Call recording is **optional** and **disabled by default** for many accounts. When **enabled** in your agent settings:

- Callers may hear a disclosure that the call may be recorded (when configured).
- Call audio may be stored in our secure cloud storage (via our telephony provider) for up to the retention period in Section 5.

When call recording is **disabled**:

- We do **not** store call audio recordings.
- We may still process audio **in real time** to operate the service and may retain **call metadata, transcripts, and booking records** as described in Section 5.

**State-based defaults:** For Business Users registered in certain U.S. states with heightened recording or privacy requirements (including Illinois and Texas), call recording may be **unavailable or disabled by default**. You are responsible for compliance with laws that apply to your business and your callers' locations.

### 3.3 Recording consent

Laws on call recording and monitoring vary by jurisdiction (including one-party and all-party consent regimes). Business Users must configure appropriate disclosures where required.
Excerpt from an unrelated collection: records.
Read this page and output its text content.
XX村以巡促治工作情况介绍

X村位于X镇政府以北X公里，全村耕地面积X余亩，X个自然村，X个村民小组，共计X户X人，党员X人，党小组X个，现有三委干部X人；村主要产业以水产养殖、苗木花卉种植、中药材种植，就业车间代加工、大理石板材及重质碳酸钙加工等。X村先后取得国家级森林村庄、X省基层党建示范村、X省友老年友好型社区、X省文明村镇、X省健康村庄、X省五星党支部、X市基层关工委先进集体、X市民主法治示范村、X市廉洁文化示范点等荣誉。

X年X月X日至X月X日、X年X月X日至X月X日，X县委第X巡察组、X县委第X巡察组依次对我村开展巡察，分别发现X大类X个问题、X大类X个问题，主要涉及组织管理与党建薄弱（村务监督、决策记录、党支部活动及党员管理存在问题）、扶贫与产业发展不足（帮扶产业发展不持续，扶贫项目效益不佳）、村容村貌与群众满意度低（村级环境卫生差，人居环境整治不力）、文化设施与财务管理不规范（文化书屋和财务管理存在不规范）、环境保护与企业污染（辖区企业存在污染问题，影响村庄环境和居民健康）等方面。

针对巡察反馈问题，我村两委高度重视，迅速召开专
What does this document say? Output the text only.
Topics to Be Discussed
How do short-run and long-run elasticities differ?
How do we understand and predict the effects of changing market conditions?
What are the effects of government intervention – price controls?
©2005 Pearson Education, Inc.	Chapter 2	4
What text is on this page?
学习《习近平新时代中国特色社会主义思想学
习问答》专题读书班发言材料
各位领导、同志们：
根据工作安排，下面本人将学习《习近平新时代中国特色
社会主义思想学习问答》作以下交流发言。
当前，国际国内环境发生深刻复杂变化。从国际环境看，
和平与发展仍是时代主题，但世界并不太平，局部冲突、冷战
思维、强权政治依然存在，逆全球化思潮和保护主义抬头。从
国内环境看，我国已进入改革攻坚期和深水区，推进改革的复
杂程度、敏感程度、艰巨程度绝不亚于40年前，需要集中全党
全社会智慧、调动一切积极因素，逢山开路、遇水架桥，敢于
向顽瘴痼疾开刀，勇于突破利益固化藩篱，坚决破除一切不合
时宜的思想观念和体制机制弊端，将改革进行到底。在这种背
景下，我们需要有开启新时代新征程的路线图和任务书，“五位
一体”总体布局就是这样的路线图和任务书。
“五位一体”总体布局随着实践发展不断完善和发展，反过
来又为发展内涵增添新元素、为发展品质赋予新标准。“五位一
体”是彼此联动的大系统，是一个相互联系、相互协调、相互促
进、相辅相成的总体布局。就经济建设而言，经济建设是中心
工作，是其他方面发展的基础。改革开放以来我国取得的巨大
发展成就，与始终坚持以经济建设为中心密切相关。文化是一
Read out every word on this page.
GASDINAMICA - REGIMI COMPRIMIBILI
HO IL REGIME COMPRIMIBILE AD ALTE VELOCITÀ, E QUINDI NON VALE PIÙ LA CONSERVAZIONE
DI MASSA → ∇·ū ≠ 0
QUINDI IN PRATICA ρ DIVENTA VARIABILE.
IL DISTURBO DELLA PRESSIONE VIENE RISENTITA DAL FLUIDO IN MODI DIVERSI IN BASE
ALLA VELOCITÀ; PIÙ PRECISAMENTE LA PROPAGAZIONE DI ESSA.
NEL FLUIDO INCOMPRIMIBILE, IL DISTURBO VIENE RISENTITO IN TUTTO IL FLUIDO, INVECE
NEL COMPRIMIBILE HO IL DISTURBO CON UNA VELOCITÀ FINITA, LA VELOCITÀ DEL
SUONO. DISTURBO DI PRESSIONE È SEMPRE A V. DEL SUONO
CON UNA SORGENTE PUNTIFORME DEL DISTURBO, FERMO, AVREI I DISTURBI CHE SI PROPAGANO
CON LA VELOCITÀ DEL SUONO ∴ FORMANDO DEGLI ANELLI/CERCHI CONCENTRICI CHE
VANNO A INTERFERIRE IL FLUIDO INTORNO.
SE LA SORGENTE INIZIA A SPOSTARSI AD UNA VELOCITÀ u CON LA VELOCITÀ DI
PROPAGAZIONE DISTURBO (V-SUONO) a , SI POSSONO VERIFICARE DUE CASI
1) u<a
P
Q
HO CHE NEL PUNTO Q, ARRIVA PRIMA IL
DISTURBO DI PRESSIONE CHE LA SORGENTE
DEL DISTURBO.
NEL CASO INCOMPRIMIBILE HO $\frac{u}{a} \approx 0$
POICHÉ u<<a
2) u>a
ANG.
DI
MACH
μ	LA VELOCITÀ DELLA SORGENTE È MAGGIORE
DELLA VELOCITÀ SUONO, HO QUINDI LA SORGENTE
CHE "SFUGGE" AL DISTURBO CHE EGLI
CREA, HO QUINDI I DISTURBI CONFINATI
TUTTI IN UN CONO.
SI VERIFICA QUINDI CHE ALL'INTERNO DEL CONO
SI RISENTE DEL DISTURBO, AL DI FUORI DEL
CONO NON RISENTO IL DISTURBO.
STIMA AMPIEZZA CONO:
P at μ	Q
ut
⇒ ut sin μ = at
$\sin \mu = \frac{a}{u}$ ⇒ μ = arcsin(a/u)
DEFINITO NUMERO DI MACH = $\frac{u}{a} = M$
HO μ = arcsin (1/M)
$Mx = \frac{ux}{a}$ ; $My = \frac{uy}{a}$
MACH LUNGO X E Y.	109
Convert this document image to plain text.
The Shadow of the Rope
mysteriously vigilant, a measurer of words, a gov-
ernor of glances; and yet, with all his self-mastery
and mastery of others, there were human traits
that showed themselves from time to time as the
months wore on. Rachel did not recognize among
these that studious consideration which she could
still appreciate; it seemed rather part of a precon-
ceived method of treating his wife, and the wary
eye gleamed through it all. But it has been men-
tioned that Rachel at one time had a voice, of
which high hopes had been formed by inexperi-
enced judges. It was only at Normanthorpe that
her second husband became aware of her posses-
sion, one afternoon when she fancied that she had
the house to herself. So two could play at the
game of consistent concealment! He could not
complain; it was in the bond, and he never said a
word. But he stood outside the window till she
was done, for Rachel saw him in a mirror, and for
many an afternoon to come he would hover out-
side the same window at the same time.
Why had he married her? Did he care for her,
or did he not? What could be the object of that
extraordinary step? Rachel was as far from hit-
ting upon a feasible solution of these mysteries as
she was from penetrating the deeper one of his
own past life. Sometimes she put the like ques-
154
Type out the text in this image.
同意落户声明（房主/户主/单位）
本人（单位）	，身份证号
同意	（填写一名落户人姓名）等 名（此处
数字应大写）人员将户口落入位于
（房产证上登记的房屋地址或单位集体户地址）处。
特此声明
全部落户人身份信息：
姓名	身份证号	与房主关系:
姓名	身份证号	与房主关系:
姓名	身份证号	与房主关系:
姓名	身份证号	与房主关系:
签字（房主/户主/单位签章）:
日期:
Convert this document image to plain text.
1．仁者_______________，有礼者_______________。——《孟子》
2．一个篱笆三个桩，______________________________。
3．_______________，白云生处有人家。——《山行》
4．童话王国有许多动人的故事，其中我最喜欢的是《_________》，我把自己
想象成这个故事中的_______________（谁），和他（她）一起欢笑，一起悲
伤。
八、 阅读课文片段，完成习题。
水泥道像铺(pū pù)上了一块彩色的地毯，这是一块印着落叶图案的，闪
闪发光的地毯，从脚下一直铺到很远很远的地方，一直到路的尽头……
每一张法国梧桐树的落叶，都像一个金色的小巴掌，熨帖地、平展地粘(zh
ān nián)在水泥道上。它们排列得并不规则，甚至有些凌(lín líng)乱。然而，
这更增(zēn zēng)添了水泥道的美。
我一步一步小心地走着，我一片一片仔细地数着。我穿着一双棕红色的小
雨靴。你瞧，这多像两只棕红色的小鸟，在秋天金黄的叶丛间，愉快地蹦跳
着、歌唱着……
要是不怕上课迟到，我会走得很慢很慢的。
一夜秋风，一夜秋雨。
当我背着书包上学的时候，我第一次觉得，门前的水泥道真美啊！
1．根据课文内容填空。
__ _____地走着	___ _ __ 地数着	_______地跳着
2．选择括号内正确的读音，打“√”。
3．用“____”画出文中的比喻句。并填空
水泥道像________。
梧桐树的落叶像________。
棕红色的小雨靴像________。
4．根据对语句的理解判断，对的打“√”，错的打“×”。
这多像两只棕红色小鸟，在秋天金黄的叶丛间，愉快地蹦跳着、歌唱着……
Tools and settings we provide are for operational convenience and **do not constitute legal advice**.

If a caller does not consent to recording where required by law, they may disconnect. By continuing a call after a disclosure where recording is enabled, callers may be deemed to have consented as permitted by applicable law.

### 3.4 SMS

When SMS features are enabled, messages are sent on your behalf for appointment-related communications. Business Users are responsible for TCPA-compliant consent from End Customers. See our Customer Privacy Policy for End Customer-facing SMS disclosures.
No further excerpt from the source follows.